Formerly, 3D genomics has focused primarily on understanding the regulation of specific genes and worked with cells growing in the laboratory.
Using an integrated analysis of data from a variety of sources and even machine learning, investigators showed that the genomic organization changed in surprising ways at different stages of development. And these changes are not random, but a part of the developmental program of cells, Dyer added.
Dyer and his colleagues have now used the same approach to create a 3D genome of the mouse cerebellum. This is a brain structure where medulloblastoma can develop. And medulloblastoma is one of the most common malignant pediatric brain tumors.
As we know the human genome is encoded in the three billion chemical bases of human DNA. The first human genome was completely sequenced in the year 2003. Since then scientists have used the technology to identify and also to study inherited or acquired genomic alterations that can lead to cancer and other diseases.

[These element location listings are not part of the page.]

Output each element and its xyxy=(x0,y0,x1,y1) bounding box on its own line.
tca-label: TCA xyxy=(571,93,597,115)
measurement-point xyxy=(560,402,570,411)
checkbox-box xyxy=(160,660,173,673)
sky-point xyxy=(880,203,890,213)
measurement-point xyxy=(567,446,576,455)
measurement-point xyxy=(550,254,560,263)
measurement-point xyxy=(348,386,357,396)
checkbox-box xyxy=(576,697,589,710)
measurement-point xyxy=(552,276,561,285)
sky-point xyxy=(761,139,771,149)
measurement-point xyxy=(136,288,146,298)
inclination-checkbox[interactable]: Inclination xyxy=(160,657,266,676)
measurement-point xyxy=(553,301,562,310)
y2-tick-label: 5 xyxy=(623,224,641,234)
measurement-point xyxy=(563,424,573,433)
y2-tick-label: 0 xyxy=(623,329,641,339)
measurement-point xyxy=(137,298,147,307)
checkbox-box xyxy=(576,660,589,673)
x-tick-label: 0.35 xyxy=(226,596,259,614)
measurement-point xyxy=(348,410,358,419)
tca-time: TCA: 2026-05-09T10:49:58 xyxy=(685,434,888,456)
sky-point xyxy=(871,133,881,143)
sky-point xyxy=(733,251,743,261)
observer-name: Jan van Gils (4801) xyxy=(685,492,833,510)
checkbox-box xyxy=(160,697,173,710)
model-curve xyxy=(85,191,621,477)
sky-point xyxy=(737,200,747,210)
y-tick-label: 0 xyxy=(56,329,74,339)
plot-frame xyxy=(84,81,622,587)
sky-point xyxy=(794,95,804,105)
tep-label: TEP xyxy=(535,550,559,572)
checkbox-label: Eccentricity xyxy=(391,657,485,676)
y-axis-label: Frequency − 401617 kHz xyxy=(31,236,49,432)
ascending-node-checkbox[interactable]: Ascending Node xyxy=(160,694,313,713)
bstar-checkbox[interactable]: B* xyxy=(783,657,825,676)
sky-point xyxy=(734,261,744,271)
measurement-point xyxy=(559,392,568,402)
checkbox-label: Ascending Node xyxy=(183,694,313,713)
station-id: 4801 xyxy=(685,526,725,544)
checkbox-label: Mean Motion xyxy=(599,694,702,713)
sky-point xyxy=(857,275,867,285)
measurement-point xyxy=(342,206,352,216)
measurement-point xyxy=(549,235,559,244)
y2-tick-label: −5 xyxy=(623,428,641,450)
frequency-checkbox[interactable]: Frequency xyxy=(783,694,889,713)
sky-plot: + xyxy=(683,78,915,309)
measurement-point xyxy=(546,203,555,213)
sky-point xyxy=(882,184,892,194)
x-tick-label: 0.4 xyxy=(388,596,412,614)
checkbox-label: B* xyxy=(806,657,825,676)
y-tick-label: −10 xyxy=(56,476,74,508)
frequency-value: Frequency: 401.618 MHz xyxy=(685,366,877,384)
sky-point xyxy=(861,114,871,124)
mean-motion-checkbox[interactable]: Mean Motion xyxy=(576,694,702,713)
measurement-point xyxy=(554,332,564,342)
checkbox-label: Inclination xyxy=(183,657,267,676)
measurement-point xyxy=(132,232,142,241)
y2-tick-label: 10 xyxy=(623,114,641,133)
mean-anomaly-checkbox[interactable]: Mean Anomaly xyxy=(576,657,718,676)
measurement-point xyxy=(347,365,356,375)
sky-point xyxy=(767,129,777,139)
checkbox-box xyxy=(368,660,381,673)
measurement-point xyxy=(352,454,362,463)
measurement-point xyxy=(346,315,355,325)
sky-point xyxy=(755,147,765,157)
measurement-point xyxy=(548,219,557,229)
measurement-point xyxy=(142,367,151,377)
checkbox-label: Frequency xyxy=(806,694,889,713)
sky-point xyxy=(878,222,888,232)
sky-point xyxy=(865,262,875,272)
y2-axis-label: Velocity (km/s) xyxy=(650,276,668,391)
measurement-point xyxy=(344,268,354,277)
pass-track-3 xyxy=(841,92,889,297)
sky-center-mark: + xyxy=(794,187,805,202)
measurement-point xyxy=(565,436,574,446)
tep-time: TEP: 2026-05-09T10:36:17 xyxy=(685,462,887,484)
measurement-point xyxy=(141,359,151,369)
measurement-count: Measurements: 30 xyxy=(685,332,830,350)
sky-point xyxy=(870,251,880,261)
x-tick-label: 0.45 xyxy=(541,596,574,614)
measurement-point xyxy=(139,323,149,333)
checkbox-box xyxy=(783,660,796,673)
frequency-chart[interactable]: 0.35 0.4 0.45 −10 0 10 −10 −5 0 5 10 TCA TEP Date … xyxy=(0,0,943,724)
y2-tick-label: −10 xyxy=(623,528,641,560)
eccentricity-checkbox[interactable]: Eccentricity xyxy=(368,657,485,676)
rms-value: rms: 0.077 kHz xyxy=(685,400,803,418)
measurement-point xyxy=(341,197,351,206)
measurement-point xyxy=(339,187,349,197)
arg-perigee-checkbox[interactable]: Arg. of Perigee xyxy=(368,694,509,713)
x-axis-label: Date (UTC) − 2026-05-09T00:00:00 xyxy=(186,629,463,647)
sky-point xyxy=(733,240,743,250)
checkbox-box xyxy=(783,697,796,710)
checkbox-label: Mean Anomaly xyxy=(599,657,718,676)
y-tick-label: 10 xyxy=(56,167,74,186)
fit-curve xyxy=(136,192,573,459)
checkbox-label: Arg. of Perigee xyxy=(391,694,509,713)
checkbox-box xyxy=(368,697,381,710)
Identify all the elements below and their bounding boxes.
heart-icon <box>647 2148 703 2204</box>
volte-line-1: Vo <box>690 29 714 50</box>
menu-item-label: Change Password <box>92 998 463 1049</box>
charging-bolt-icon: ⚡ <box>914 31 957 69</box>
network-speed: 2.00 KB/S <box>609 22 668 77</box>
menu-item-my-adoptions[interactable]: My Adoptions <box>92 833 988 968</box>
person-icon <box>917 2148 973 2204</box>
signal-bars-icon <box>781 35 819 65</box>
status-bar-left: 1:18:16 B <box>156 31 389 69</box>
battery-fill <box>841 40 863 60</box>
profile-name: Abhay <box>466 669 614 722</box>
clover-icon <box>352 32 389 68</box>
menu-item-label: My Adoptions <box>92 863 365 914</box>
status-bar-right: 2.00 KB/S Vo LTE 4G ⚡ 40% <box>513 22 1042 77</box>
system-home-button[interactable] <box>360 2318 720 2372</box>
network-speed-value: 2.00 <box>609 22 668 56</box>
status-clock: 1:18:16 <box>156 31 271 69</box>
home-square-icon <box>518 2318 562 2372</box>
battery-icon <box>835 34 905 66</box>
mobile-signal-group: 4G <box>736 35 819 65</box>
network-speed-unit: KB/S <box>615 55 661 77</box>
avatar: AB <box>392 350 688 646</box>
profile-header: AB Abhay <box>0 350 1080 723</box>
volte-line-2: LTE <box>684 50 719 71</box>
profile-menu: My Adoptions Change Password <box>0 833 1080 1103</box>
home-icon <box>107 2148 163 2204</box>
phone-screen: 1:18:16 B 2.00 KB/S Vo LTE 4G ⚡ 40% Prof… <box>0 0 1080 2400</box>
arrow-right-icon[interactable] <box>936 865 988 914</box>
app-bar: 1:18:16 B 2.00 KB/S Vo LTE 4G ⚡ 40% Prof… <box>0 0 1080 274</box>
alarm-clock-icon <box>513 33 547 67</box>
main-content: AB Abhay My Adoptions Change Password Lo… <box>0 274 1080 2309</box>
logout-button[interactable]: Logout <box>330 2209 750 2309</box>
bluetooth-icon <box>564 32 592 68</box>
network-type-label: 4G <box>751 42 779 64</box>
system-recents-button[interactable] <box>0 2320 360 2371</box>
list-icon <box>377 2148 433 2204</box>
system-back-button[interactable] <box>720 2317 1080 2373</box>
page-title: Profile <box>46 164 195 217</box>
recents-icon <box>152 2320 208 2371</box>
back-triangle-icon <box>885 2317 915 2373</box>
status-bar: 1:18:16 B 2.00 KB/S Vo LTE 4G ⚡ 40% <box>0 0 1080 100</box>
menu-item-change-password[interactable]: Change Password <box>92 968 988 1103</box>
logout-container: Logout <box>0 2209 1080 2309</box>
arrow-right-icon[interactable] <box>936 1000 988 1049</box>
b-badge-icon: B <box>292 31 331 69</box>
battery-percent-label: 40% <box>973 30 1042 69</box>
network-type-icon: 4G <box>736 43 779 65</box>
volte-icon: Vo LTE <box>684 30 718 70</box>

Stretched its entire length, DNA from a single human cell measures about 6 feet long. To function, the DNA is packaged into a microscopic bundle that fits into the nucleus of cells. The resulting DNA loops can bring together otherwise distant regions of the genome. Key details, including a 3D map of loops and the interactions they fostered, were largely a mystery.
The current study captured long-distance interactions between promoters (DNA regions that promote gene expression) and enhancers (regions that increase gene expression) at different stages of retinal development. Researchers also tracked changes in genome organization during development. That included the first use of machine learning to gauge how easily accessible genes are for transcription. Chen led the machine-learning effort.
The study also included the first report of a powerful regulator of gene expression, a super-enhancer, which worked in a specific cell at a specific stage of development. The finding is important because super-enhancers can be hijacked in developmental cancers of the brain and other organs.
In this study on 3D genome for understanding genes, the scientists determined that when a core regulatory circuit super-enhancer for the Vsx2 gene was deleted, an entire class of neurons (bipolar neurons) was eliminated. No other defects were identified. Deletion of the Vsx2 gene causes many more defects in retinal development so the super-enhancer is highly specific to bipolar neurons.
Scientists developed a genetic mouse model of the defect that scientists are using to study neural circuits in the retina.